10 DE FEBRERO. EL ABANDONO EN DIOS

 El abandono en las manos del Señor debe de ejercitarse de manera particular en aquellos momentos en que nos veamos afligidos de PENAS INTERIORES, precisamente las más difíciles de soportar. Entonces se encuentra uno atormentado por la duda, la perplejidad, los escrúpulos y por extrañas tinieblas que oscureciendo la inteligencia, no nos permiten ver el camino que nos conduce al Señor. Surgen, además, allí la aridez, el hastío, el aburrimiento, las distracciones, las tentaciones de impureza, y todo incita a blasfemar de Dios, a desesperar; y se angustia el corazón de tal manera, que le parece estar soportando un verdadero suplicio.

Si Dios permite que las almas sean probadas de esta suerte y padezcan tan crueles tormentos, es porque quiere obligarlas a ABANDONARSE  a él; porque al encontrarse sin recursos en sí mismas, se ven precisadas a confiarse ciegamente en el Padre celestial, en cuyos amorosos brazos buscan entonces asilo.
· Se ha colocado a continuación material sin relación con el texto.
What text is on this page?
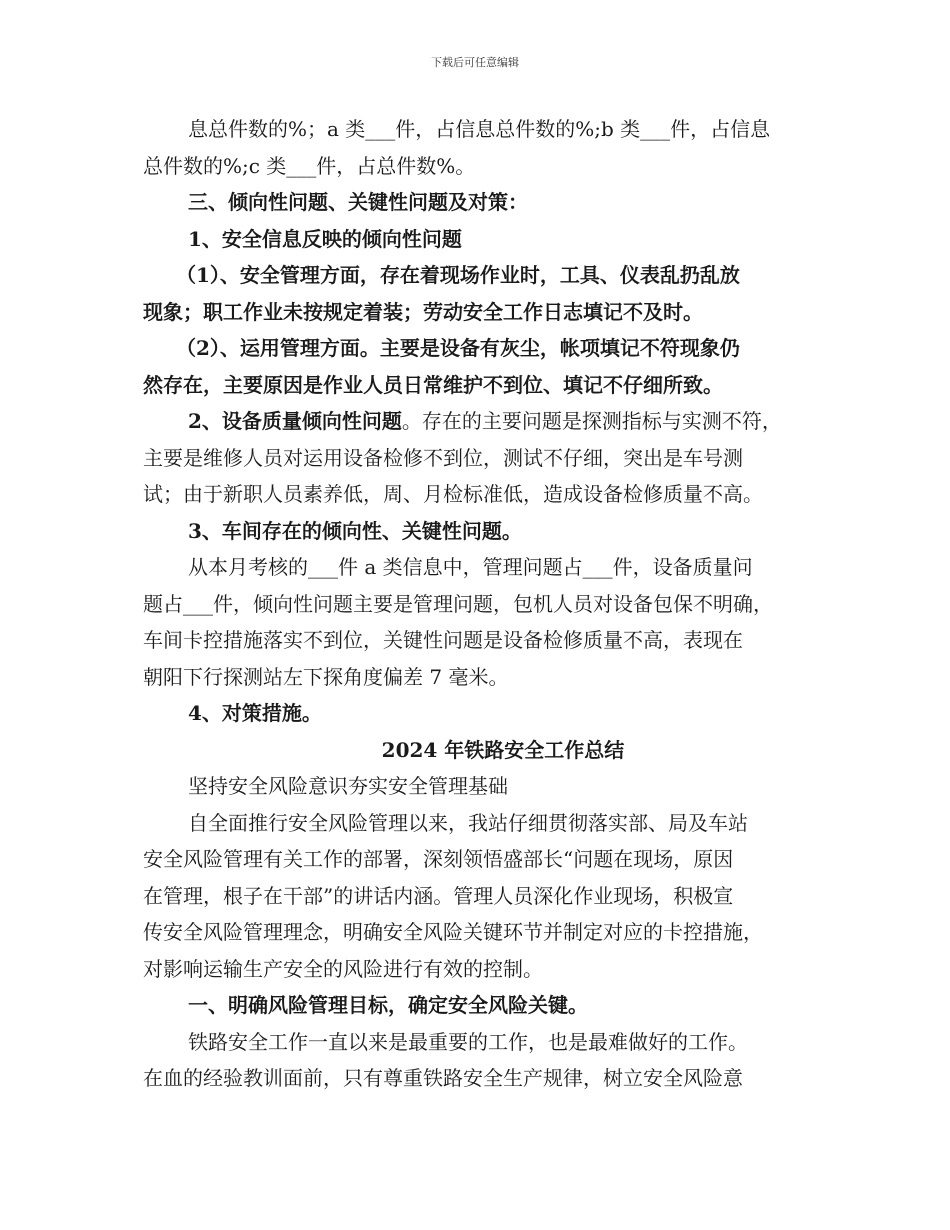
下载后可任意编辑

息总件数的%；a 类___件，占信息总件数的%;b 类___件，占信息

总件数的%;c 类___件，占总件数%。

三、倾向性问题、关键性问题及对策：

1、安全信息反映的倾向性问题

（1）、安全管理方面，存在着现场作业时，工具、仪表乱扔乱放

现象；职工作业未按规定着装；劳动安全工作日志填记不及时。

（2）、运用管理方面。主要是设备有灰尘，帐项填记不符现象仍

然存在，主要原因是作业人员日常维护不到位、填记不仔细所致。

2、设备质量倾向性问题。存在的主要问题是探测指标与实测不符，

主要是维修人员对运用设备检修不到位，测试不仔细，突出是车号测

试；由于新职人员素养低，周、月检标准低，造成设备检修质量不高。

3、车间存在的倾向性、关键性问题。

从本月考核的___件 a 类信息中，管理问题占___件，设备质量问

题占___件，倾向性问题主要是管理问题，包机人员对设备包保不明确，

车间卡控措施落实不到位，关键性问题是设备检修质量不高，表现在

朝阳下行探测站左下探角度偏差 7 毫米。

4、对策措施。

2024 年铁路安全工作总结

坚持安全风险意识夯实安全管理基础

自全面推行安全风险管理以来，我站仔细贯彻落实部、局及车站

安全风险管理有关工作的部署，深刻领悟盛部长“问题在现场，原因

在管理，根子在干部”的讲话内涵。管理人员深化作业现场，积极宣

传安全风险管理理念，明确安全风险关键环节并制定对应的卡控措施，

对影响运输生产安全的风险进行有效的控制。

一、明确风险管理目标，确定安全风险关键。

铁路安全工作一直以来是最重要的工作，也是最难做好的工作。

在血的经验教训面前，只有尊重铁路安全生产规律，树立安全风险意
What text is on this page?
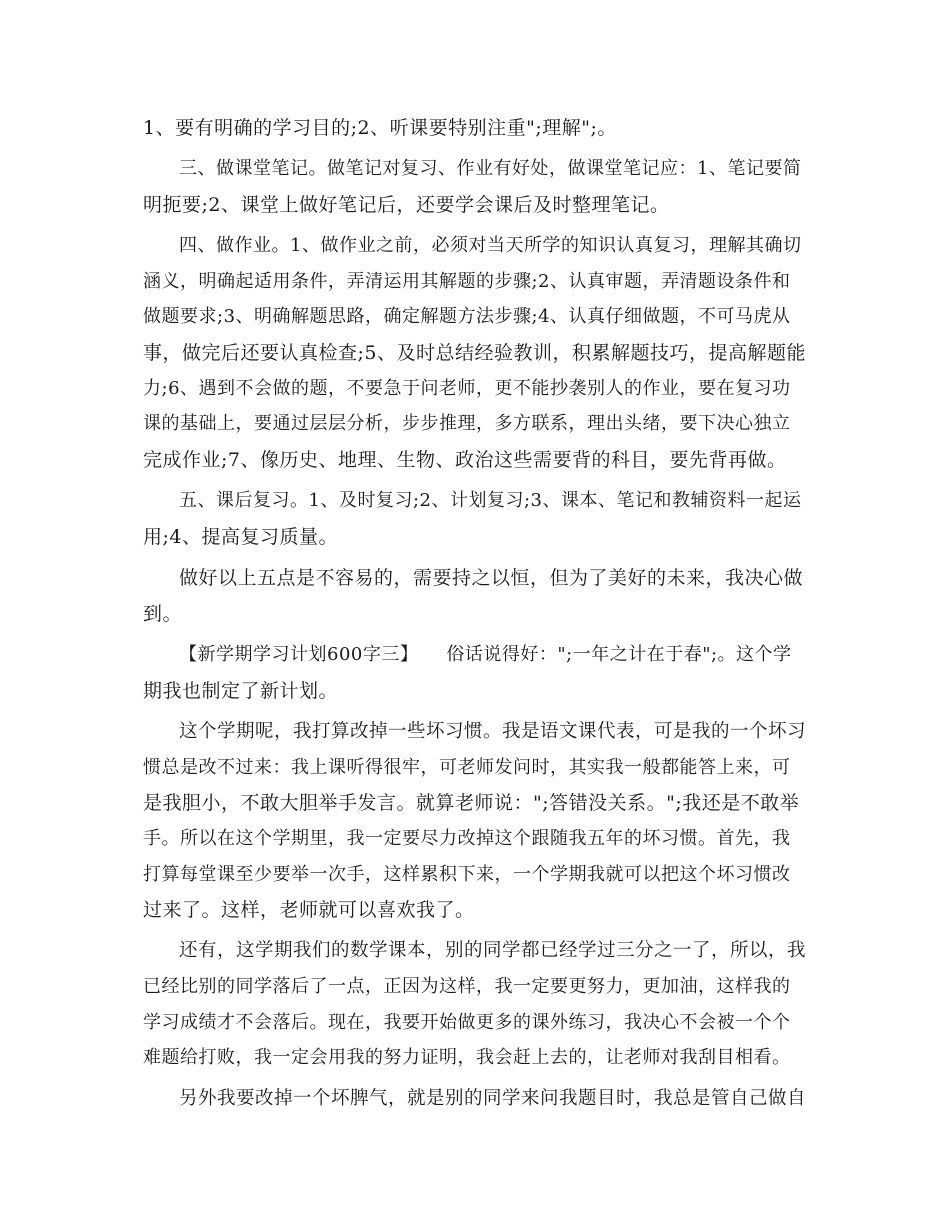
1、要有明确的学习目的;2、听课要特别注重";理解";。
三、做课堂笔记。做笔记对复习、作业有好处，做课堂笔记应：1、笔记要简
明扼要;2、课堂上做好笔记后，还要学会课后及时整理笔记。
四、做作业。1、做作业之前，必须对当天所学的知识认真复习，理解其确切
涵义，明确起适用条件，弄清运用其解题的步骤;2、认真审题，弄清题设条件和
做题要求;3、明确解题思路，确定解题方法步骤;4、认真仔细做题，不可马虎从
事，做完后还要认真检查;5、及时总结经验教训，积累解题技巧，提高解题能
力;6、遇到不会做的题，不要急于问老师，更不能抄袭别人的作业，要在复习功
课的基础上，要通过层层分析，步步推理，多方联系，理出头绪，要下决心独立
完成作业;7、像历史、地理、生物、政治这些需要背的科目，要先背再做。
五、课后复习。1、及时复习;2、计划复习;3、课本、笔记和教辅资料一起运
用;4、提高复习质量。
做好以上五点是不容易的，需要持之以恒，但为了美好的未来，我决心做
到。
【新学期学习计划600字三】　　俗话说得好：";一年之计在于春";。这个学
期我也制定了新计划。
这个学期呢，我打算改掉一些坏习惯。我是语文课代表，可是我的一个坏习
惯总是改不过来：我上课听得很牢，可老师发问时，其实我一般都能答上来，可
是我胆小，不敢大胆举手发言。就算老师说：";答错没关系。";我还是不敢举
手。所以在这个学期里，我一定要尽力改掉这个跟随我五年的坏习惯。首先，我
打算每堂课至少要举一次手，这样累积下来，一个学期我就可以把这个坏习惯改
过来了。这样，老师就可以喜欢我了。
还有，这学期我们的数学课本，别的同学都已经学过三分之一了，所以，我
已经比别的同学落后了一点，正因为这样，我一定要更努力，更加油，这样我的
学习成绩才不会落后。现在，我要开始做更多的课外练习，我决心不会被一个个
难题给打败，我一定会用我的努力证明，我会赶上去的，让老师对我刮目相看。
另外我要改掉一个坏脾气，就是别的同学来问我题目时，我总是管自己做自
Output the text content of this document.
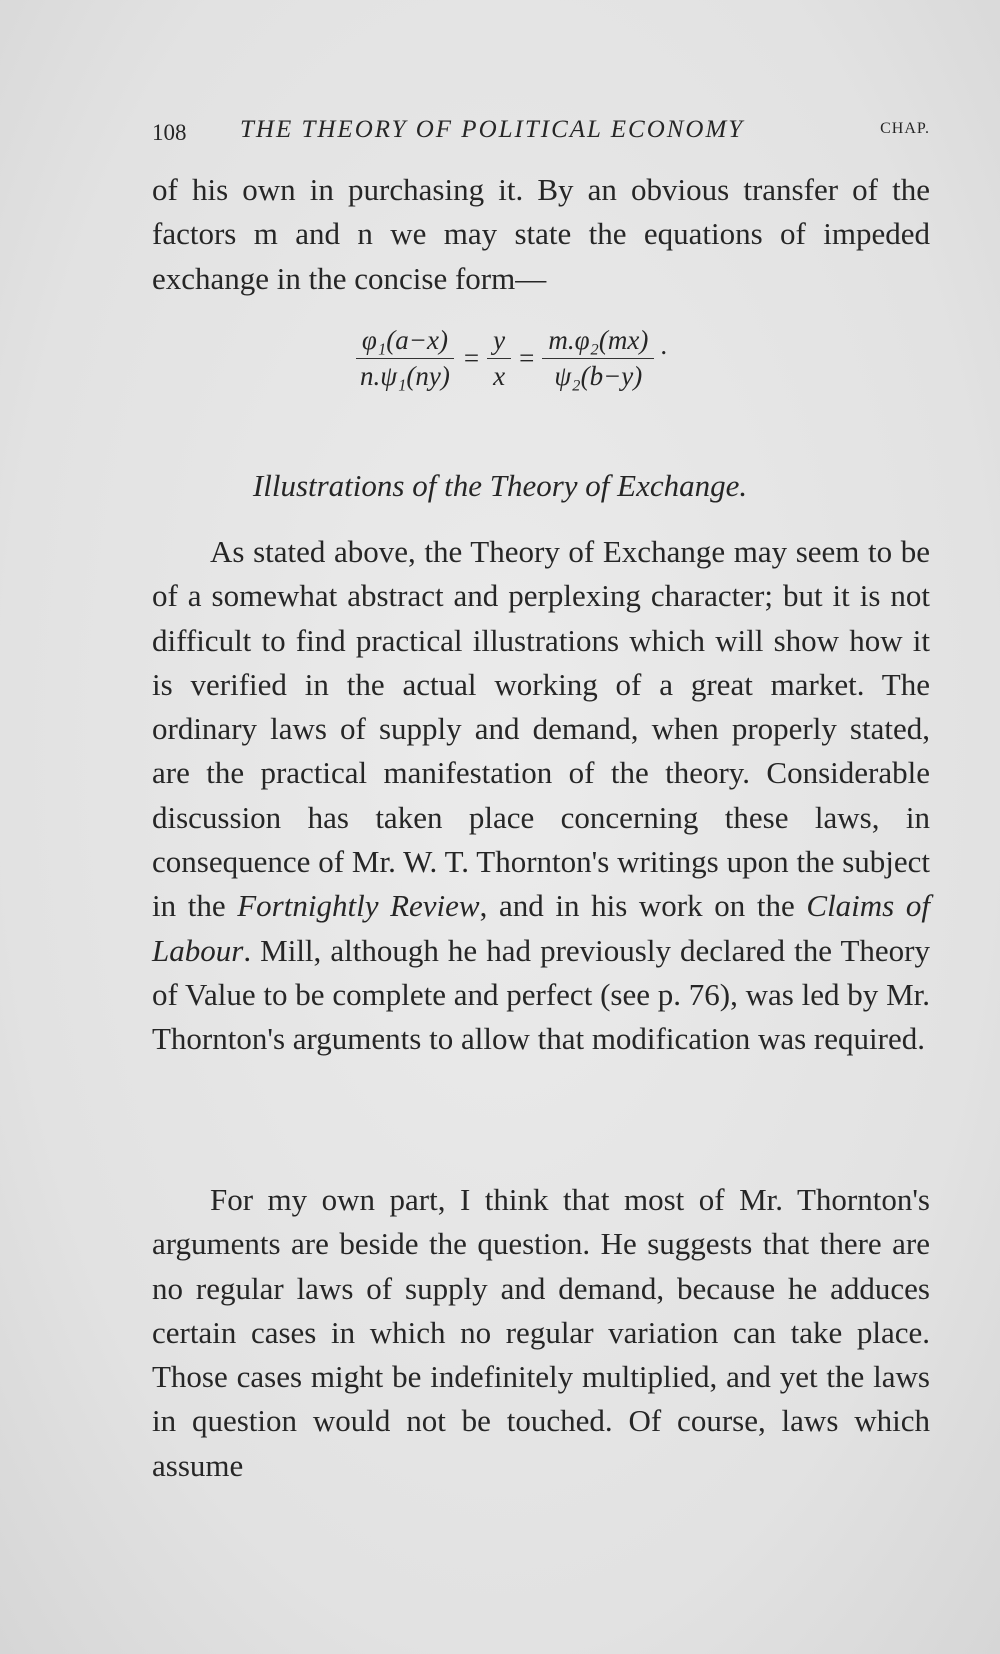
108 THE THEORY OF POLITICAL ECONOMY	CHAP.

of his own in purchasing it. By an obvious transfer of the factors m and n we may state the equations of impeded exchange in the concise form—

$\frac{\text{φ₁(a−x)}}{\text{n.ψ₁(ny)}} = \frac{y}{x} = \frac{\text{m.φ₂(mx)}}{\text{ψ₂(b−y)}}$ .
Illustrations of the Theory of Exchange.

As stated above, the Theory of Exchange may seem to be of a somewhat abstract and perplexing character; but it is not difficult to find practical illustrations which will show how it is verified in the actual working of a great market. The ordinary laws of supply and demand, when properly stated, are the practical manifestation of the theory. Considerable discussion has taken place concerning these laws, in consequence of Mr. W. T. Thornton's writings upon the subject in the Fortnightly Review, and in his work on the Claims of Labour. Mill, although he had previously declared the Theory of Value to be complete and perfect (see p. 76), was led by Mr. Thornton's arguments to allow that modification was required.

For my own part, I think that most of Mr. Thornton's arguments are beside the question. He suggests that there are no regular laws of supply and demand, because he adduces certain cases in which no regular variation can take place. Those cases might be indefinitely multiplied, and yet the laws in question would not be touched. Of course, laws which assume
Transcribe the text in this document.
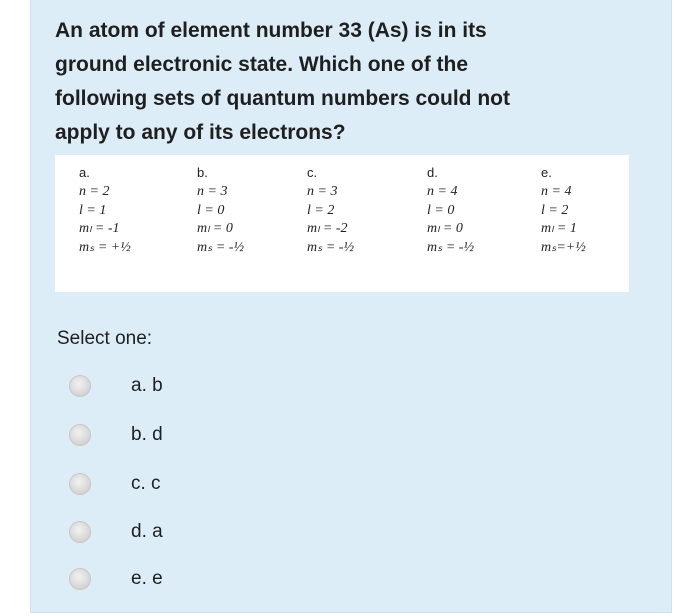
An atom of element number 33 (As) is in its
ground electronic state. Which one of the
following sets of quantum numbers could not
apply to any of its electrons?
a.
n = 2
l = 1
mₗ = -1
mₛ = +½
b.
n = 3
l = 0
mₗ = 0
mₛ = -½
c.
n = 3
l = 2
mₗ = -2
mₛ = -½
d.
n = 4
l = 0
mₗ = 0
mₛ = -½
e.
n = 4
l = 2
mₗ = 1
mₛ=+½
Select one:
a. b
b. d
c. c
d. a
e. e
Y éste es el único medio, si lo quieren, de poner remedio a sus desolaciones interiores, e incluso de esta manera podrán hacérselas saludables, si se dejan además conducir en todo por la obediencia. Así procedieron los santos, cuyas virtudes se depuraron en tan excelente crisol.

El Señor suele servirse también, como medio poderoso para purificarnos, de la ÚLTIMA ENFERMEDAD que nos envía antes de recibirnos en la eternidad. Según San Alfonso, los moribundos suelen estar frecuentemente tentados contra la confianza, y dudan de su salvación y, po5r lo tanto, se inquietan terriblemente. La postración física en la que se encuentra el enfermo a causa de sus males, unida al temor que naturalmente ha de inspirar la idea de muerte y eternidad, contribuyen a que en esos supremos instantes el moribundo se inquiete, se angustie y desfallezca.

¿Cómo podremos PRECAVERNOS contra semejantes congojas? Acostumbrándonos de antemano durante la vida  a abandonarnos a la bondad infinita de Dios y a esperar en él, apoyados en los infinitos méritos de Jesús y en la protección de su santísima Madre. Si hacemos con frecuencia actos fervientes de confianza, esta virtud echará raíces en nuestras almas y por ella nos haremos fuertes: ni temeremos ni nos angustiaremos al pensar en la muerte y en el juicio de Dios.

¡Salvador mío! Quisiera tener los mismos sentimientos de resignación y conformidad con la voluntad del Padre celestial que tuviste en el Calvario tú y tu dulcísima Madre. Me uno a vuestros sentimientos tan perfectos. concédeme, por tus infinitos méritos y por la intercesión de la Virgen Dolorosa, la gracia de que, cuando llegue la hora de mi muerte, me someta entera y confiadamente la beneplácito de Dios, soportando con valerosa resignación las penas interiores que quieras enviarme y las angustias de la muerte. Haz que de un modo PRÁCTICO me convenza de estas verdades:

  1. Que no hay nada ni más prudente ni más ventajoso para mí que los designios de tu divina Providencia.
  2. Que cuanto más débil sea y más en peligro de pecar me encuentre, más debo solicitar tu socorro y redoblar mi confianza en ti, porque puedes, como Dios, sostenerme con tu poder, y QUIERES, como Redentor, salvarme, sostenerme, protegerme, defenderme y poner remedio a todos los males de mi alma.